China’s economic slowdown

China’s economy has grown at 6.9% in 2015 against the target of 7%. The growth rate was lower than the 7.3% and 7.7% growth rates in 2014 and 2013 respectively. This year, China’s economy is expected to grow at 6.5%. The growth data has created panic among investors and China’s stock markets were crashed in first week of January due to drastic sell-offs by investors.

China has been the world’s fastest growing economy in the last three decades with double-digit growth rates each year. But since last few years, China’s economy has been under stress and it is experiencing contraction and instability. China’s instability is threatening to push the world economy into another prolonged recession. Particularly, the emerging nations are at the receiving end.

Why is China’s economy slowing?

The main reason behind the China’s slowdown is the Communist Party’s decision to diversify the economy from public sector infrastructure and manufacturing to consumption, and from cheap exports to developing large domestic market. The efforts of China’s scholars have been directed to change the working style of the county’s financial system and to make it more closely aligned to the way Western banks and economies function. The government has also focussed on reforming the financial system by cracking down on corruption, prosecution of some high level officials, and many at lower level officials. This has created fear among investors and resulted in capital flight from markets. Since last year, whenever there is a stock market crash, the government instead of letting the markets to take their own course, it had intervened to prop up the market. Each intervention was only manages to be a temporary fix.

The main issues before China are:

Excessive debt

Every sector of China’s economy is suffering from excessive debt. Many large companies in China were dependent heavily on government subsidies. State-run Chinese banks provided credit to companies at artificially lower interest rates fuelling excessive debts across all sectors of economy. Many large scale developmental projects, which are funded by subsidized loans, are suffering from low profitability and weak capital productivity. The credit was given through a system called “shadow banking”, where credit products are sold directly to individuals. Public sector debthas grown to huge proportions especially at the local and regional level. The excessive debts are not allowing the banks to lend more to consumers and thus effecting the domestic consumption. The debt problem was further aggravated by the property bubble in 2014.

Demographic issues

China’s one-child policy worked well for it in the past to grow rapidly. Between 1980 and 2010, the effect of a favourable population age structure accounted for between 15% and 25% of per capita GDP growth. But now the demographic dividend was over. China’s population is expected to stabilise by 2030. It means there will be low workforce addition in the future.  The population above 60 is also expected to double form present 180 million by 2030.The immediate economic consequence is that savings rate will decline as old-age burden increases.

Currency devaluation

China’s current economic turbulence started with the decision of authorities to devalue renminbi in August 8, 2015. China insisted that its currency devaluation was only aimed at aligning the currency’s value with the market demand. But it was alleged that China trying to take a larger share of export markets on the back of an undervalued exchange rate. The challenge before China in 2016 is to maintain reasonable yuan exchange rate stability under strong devaluation pressure. But given the China’s vast trade and financial linkages with the world economy, it is most challenging to manage the gradual yuan depreciation.

Environmental woes

For more than one decade China had grown at the cost of its environment. Now China has been facing the worst environmental crisis, which is threatening to undermine its economic growth.

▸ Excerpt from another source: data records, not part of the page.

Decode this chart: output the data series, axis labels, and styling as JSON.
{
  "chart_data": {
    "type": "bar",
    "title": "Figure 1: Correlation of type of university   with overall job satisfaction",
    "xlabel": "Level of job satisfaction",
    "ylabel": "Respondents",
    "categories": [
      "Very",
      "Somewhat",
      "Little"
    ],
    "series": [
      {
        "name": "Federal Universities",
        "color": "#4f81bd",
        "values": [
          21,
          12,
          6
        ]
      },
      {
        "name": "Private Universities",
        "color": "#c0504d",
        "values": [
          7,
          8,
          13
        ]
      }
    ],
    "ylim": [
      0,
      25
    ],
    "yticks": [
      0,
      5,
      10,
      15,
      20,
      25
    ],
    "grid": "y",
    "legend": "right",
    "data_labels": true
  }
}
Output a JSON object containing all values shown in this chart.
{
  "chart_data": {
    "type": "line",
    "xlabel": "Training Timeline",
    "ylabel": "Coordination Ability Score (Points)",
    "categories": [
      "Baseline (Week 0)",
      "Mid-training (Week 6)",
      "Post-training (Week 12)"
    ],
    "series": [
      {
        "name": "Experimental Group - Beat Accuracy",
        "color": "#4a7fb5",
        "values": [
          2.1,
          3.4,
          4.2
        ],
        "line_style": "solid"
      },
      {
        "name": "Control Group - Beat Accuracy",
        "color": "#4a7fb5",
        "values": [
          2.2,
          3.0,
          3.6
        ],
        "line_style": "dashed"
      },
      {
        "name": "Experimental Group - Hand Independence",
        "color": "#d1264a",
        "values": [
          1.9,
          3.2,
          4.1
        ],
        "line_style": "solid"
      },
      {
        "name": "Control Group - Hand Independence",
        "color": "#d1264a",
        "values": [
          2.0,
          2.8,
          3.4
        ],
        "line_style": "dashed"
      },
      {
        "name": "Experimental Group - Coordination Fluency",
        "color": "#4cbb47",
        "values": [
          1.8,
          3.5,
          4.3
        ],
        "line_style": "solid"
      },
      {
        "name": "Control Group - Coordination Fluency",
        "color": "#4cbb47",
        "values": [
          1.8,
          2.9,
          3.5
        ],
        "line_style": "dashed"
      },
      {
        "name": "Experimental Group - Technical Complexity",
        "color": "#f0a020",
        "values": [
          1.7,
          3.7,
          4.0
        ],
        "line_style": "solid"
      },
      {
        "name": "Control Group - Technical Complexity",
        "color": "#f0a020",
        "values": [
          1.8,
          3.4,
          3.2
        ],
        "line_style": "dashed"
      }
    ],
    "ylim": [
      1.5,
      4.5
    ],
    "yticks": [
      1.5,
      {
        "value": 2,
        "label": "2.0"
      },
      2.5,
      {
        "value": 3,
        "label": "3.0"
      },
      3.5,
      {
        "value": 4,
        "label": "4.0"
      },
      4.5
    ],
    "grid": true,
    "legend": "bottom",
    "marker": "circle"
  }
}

In the coming years also, China may experience financial instability and low growth. If China wants to become a market economy, then it must learn to accept the market volatility that comes with any open market economy.

Effect of China’s slowdown on world economy and India

For decades, China’s economy had little interaction with the outside world and any changes in China’s economy had only a marginal impact on world economy. But today, its influence is everywhere. Given its sheer size and role on the global stage, any instability in China will create risk for the world economy. The impact will be more on countries that have grater trade ties with China. The biggest concern is for Asian countries, Australia, Brazil, Canada, Chile and Peru as they depend on demand from China for vital commodities for industry. In case of manufacturing, Singapore, South Korea, Malaysia, Hong Kong and Taiwan are most exposed.

Currently, lower international commodity prices, especially of oil, are helping Indian economy as India is a net importer. But India faces threat from its large and increasing trade deficit with China. China accounts for approximately one-tenth of India’s merchandise trade, and most of it comes from imports of goods by India. Given the size of imports, any sudden depreciation of yuan would impact the Indian trade negatively. Indian exports to China are less diverse and low size. Low demand from China will reduce Indian exports but the reduction is to such an extent that India may not be able to take advantage of the yuan devaluation to earn more dollars. India will also affected by China’s slowdown through third parties. When developing countries suffer from low exports due to less demand from China, their income will go down and they may reduce their imports from India as well. Thus, India must recognise the global economic scenario from China’s slowdown and take steps to increase domestic growth. At the same time, India should also explore the opportunities from Chinese slowdown.